Regulatory Affairs Manager – Medical Devices

📍 Location: Yokneam Illit

🕒 Employment Type: Full-time

A global medical device company is seeking a Regulatory Affairs Manager. The role involves managing global regulatory processes for innovative medical devices, ensuring compliance with international regulations and standards.

Key Responsibilities:

• Develop and implement regulatory strategies for global commercialization and compliance.

• Prepare and submit regulatory documentation to authorities worldwide, including IDE/510K for USA (Class II) and Technical Documents/Design Dossier for CE Mark Approval (Class II and III).

• Conduct negotiations with regulatory authorities such as the FDA.

• Supervisory responsibilities over employees, including interviewing, hiring, training, performance appraisal, and problem resolution.

• Provide regulatory education to product development, marketing, and clinical groups.

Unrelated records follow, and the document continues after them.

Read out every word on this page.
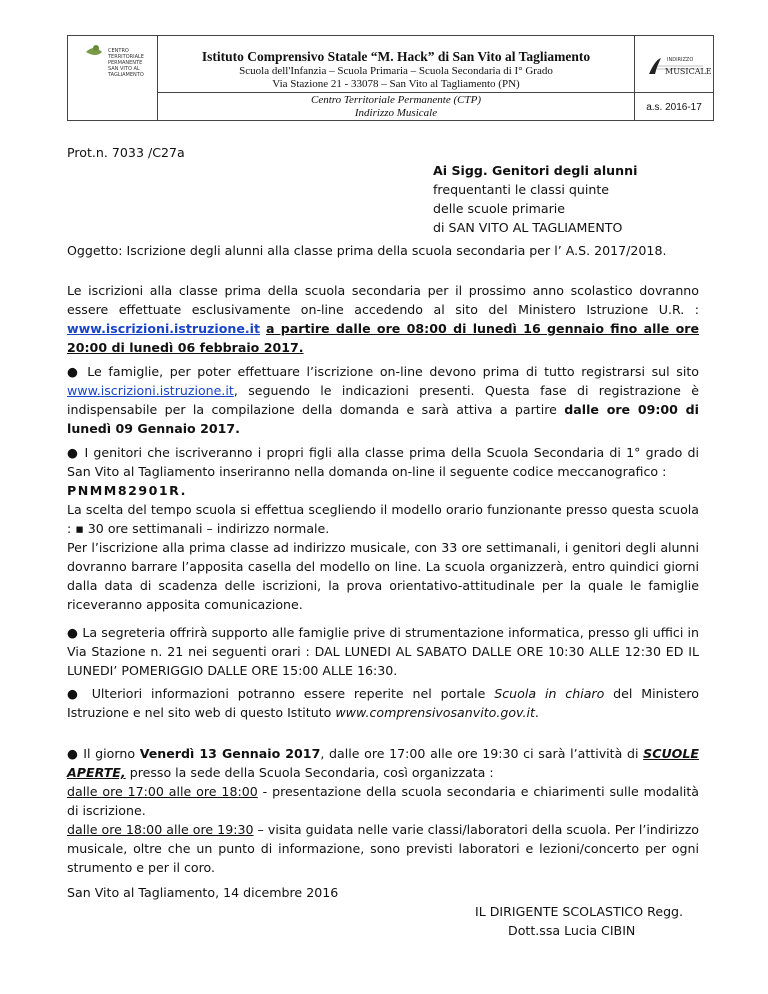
CENTRO
TERRITORIALE
PERMANENTE
SAN VITO AL
TAGLIAMENTO
Istituto Comprensivo Statale “M. Hack” di San Vito al Tagliamento
Scuola dell'Infanzia – Scuola Primaria – Scuola Secondaria di I° Grado
Via Stazione 21 - 33078 – San Vito al Tagliamento (PN)
Centro Territoriale Permanente (CTP)
Indirizzo Musicale
INDIRIZZO
MUSICALE
a.s. 2016-17
Prot.n. 7033 /C27a
Ai Sigg. Genitori degli alunni
frequentanti le classi quinte
delle scuole primarie
di SAN VITO AL TAGLIAMENTO

Oggetto: Iscrizione degli alunni alla classe prima della scuola secondaria per l’ A.S. 2017/2018.

Le iscrizioni alla classe prima della scuola secondaria per il prossimo anno scolastico dovranno essere effettuate esclusivamente on-line accedendo al sito del Ministero Istruzione U.R. : www.iscrizioni.istruzione.it a partire dalle ore 08:00 di lunedì 16 gennaio fino alle ore 20:00 di lunedì 06 febbraio 2017.

● Le famiglie, per poter effettuare l’iscrizione on-line devono prima di tutto registrarsi sul sito www.iscrizioni.istruzione.it, seguendo le indicazioni presenti. Questa fase di registrazione è indispensabile per la compilazione della domanda e sarà attiva a partire dalle ore 09:00 di lunedì 09 Gennaio 2017.

● I genitori che iscriveranno i propri figli alla classe prima della Scuola Secondaria di 1° grado di San Vito al Tagliamento inseriranno nella domanda on-line il seguente codice meccanografico :
PNMM82901R.
La scelta del tempo scuola si effettua scegliendo il modello orario funzionante presso questa scuola : ▪ 30 ore settimanali – indirizzo normale.
Per l’iscrizione alla prima classe ad indirizzo musicale, con 33 ore settimanali, i genitori degli alunni dovranno barrare l’apposita casella del modello on line. La scuola organizzerà, entro quindici giorni dalla data di scadenza delle iscrizioni, la prova orientativo-attitudinale per la quale le famiglie riceveranno apposita comunicazione.

● La segreteria offrirà supporto alle famiglie prive di strumentazione informatica, presso gli uffici in Via Stazione n. 21 nei seguenti orari : DAL LUNEDI AL SABATO DALLE ORE 10:30 ALLE 12:30 ED IL LUNEDI’ POMERIGGIO DALLE ORE 15:00 ALLE 16:30.

● Ulteriori informazioni potranno essere reperite nel portale Scuola in chiaro del Ministero Istruzione e nel sito web di questo Istituto www.comprensivosanvito.gov.it.

● Il giorno Venerdì 13 Gennaio 2017, dalle ore 17:00 alle ore 19:30 ci sarà l’attività di SCUOLE APERTE, presso la sede della Scuola Secondaria, così organizzata :
dalle ore 17:00 alle ore 18:00 - presentazione della scuola secondaria e chiarimenti sulle modalità di iscrizione.
dalle ore 18:00 alle ore 19:30 – visita guidata nelle varie classi/laboratori della scuola. Per l’indirizzo musicale, oltre che un punto di informazione, sono previsti laboratori e lezioni/concerto per ogni strumento e per il coro.

San Vito al Tagliamento, 14 dicembre 2016
IL DIRIGENTE SCOLASTICO Regg.
Dott.ssa Lucia CIBIN
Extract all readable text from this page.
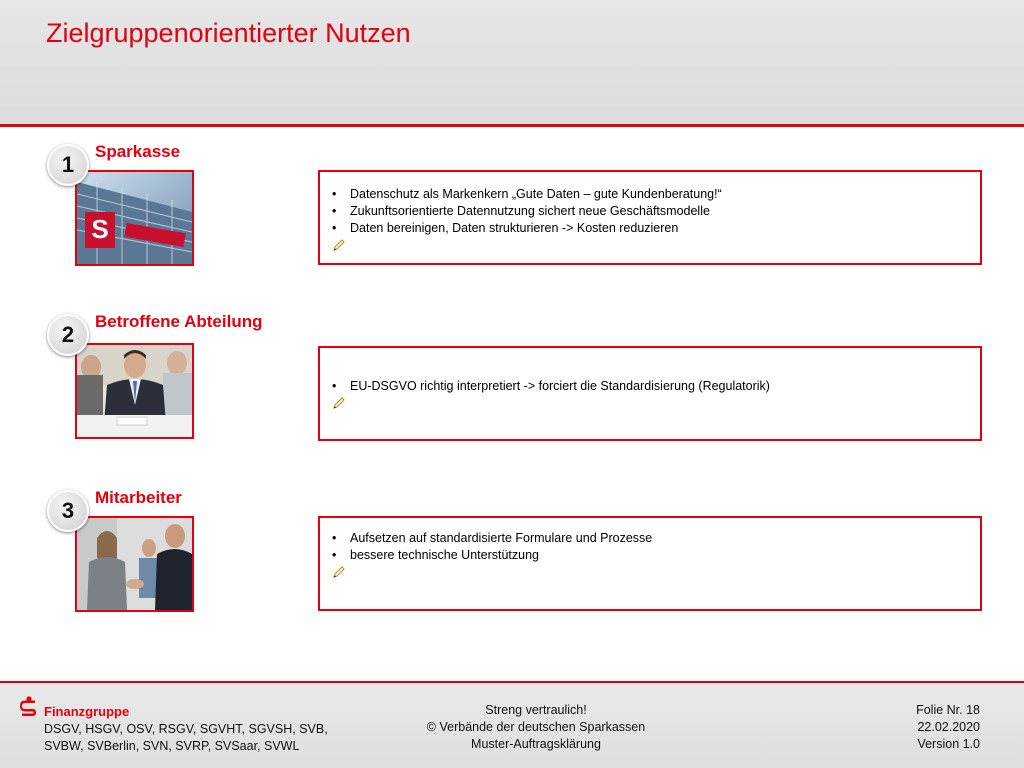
Zielgruppenorientierter Nutzen
1
Sparkasse
S
• Datenschutz als Markenkern „Gute Daten – gute Kundenberatung!“
• Zukunftsorientierte Datennutzung sichert neue Geschäftsmodelle
• Daten bereinigen, Daten strukturieren -> Kosten reduzieren
2
Betroffene Abteilung
• EU-DSGVO richtig interpretiert -> forciert die Standardisierung (Regulatorik)
3
Mitarbeiter
• Aufsetzen auf standardisierte Formulare und Prozesse
• bessere technische Unterstützung
Finanzgruppe
DSGV, HSGV, OSV, RSGV, SGVHT, SGVSH, SVB,
SVBW, SVBerlin, SVN, SVRP, SVSaar, SVWL
Streng vertraulich!
© Verbände der deutschen Sparkassen
Muster-Auftragsklärung
Folie Nr. 18
22.02.2020
Version 1.0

• Perform Copy Review for internal and external documentation.

Job Requirements:

• Bachelor’s degree in Science (Physical/Biological) or equivalent and extensive training in Regulatory Affairs related to worldwide product approvals.

• Minimum of 5 years of experience in all aspects of Regulatory Affairs in the Medical Device Industry.

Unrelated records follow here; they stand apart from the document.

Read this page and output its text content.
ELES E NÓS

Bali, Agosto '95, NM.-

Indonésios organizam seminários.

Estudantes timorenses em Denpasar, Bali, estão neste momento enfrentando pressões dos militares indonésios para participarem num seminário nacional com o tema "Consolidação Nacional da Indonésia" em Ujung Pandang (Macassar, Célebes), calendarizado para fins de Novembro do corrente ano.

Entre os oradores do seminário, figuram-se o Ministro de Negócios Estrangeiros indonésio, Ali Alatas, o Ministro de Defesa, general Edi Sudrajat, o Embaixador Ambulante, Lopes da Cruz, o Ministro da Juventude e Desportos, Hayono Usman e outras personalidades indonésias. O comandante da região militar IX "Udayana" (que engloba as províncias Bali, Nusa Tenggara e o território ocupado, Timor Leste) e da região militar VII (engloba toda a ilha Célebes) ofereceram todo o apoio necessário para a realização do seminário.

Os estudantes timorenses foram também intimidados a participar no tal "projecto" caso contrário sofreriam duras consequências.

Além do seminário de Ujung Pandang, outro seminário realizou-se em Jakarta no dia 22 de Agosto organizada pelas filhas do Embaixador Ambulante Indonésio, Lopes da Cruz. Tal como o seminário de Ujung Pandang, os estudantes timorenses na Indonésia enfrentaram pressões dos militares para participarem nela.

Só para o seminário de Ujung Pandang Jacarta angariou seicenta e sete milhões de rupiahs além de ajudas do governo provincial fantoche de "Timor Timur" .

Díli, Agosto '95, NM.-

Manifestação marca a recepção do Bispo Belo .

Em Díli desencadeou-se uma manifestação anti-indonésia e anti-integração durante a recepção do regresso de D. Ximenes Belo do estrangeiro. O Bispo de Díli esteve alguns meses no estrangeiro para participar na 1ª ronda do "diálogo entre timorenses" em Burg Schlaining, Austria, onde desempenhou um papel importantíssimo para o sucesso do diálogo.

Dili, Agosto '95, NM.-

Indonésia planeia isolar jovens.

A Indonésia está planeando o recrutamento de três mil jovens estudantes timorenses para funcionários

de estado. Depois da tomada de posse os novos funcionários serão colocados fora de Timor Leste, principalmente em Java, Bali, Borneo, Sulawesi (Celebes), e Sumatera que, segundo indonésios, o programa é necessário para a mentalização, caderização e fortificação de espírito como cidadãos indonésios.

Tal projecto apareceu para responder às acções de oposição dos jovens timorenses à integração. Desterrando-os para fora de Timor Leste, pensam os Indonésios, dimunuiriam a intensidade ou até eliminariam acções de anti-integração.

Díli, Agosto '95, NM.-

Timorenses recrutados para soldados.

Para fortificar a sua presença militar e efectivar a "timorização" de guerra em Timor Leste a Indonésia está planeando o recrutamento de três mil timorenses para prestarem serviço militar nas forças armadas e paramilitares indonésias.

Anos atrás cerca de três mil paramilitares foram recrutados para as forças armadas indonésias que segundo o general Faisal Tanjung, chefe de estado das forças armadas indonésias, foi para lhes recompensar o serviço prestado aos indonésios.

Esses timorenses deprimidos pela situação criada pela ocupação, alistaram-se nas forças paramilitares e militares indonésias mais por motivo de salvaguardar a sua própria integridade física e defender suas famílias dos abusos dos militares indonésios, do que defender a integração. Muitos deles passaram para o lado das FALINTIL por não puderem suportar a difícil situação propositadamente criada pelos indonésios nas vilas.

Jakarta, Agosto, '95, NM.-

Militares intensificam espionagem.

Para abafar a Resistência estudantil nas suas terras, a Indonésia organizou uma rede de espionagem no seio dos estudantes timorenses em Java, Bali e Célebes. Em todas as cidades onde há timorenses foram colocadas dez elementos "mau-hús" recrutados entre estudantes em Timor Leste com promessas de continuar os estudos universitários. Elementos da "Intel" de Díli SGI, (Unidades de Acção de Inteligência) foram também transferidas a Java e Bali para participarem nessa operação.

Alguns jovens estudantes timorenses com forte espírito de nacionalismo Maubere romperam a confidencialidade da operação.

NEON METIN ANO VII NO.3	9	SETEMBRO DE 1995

• Strong understanding of the Medical Device Industry, regulations, standards, and Quality principles.

• Extensive hands-on experience in product approval applications, crisis management (such as recalls), and FDA inspections.

• Strong negotiation skills with regulatory bodies worldwide.

• Ability to manage multiple priorities and communication (written and verbal).

This is an opportunity to join an innovative company in the medical device industry.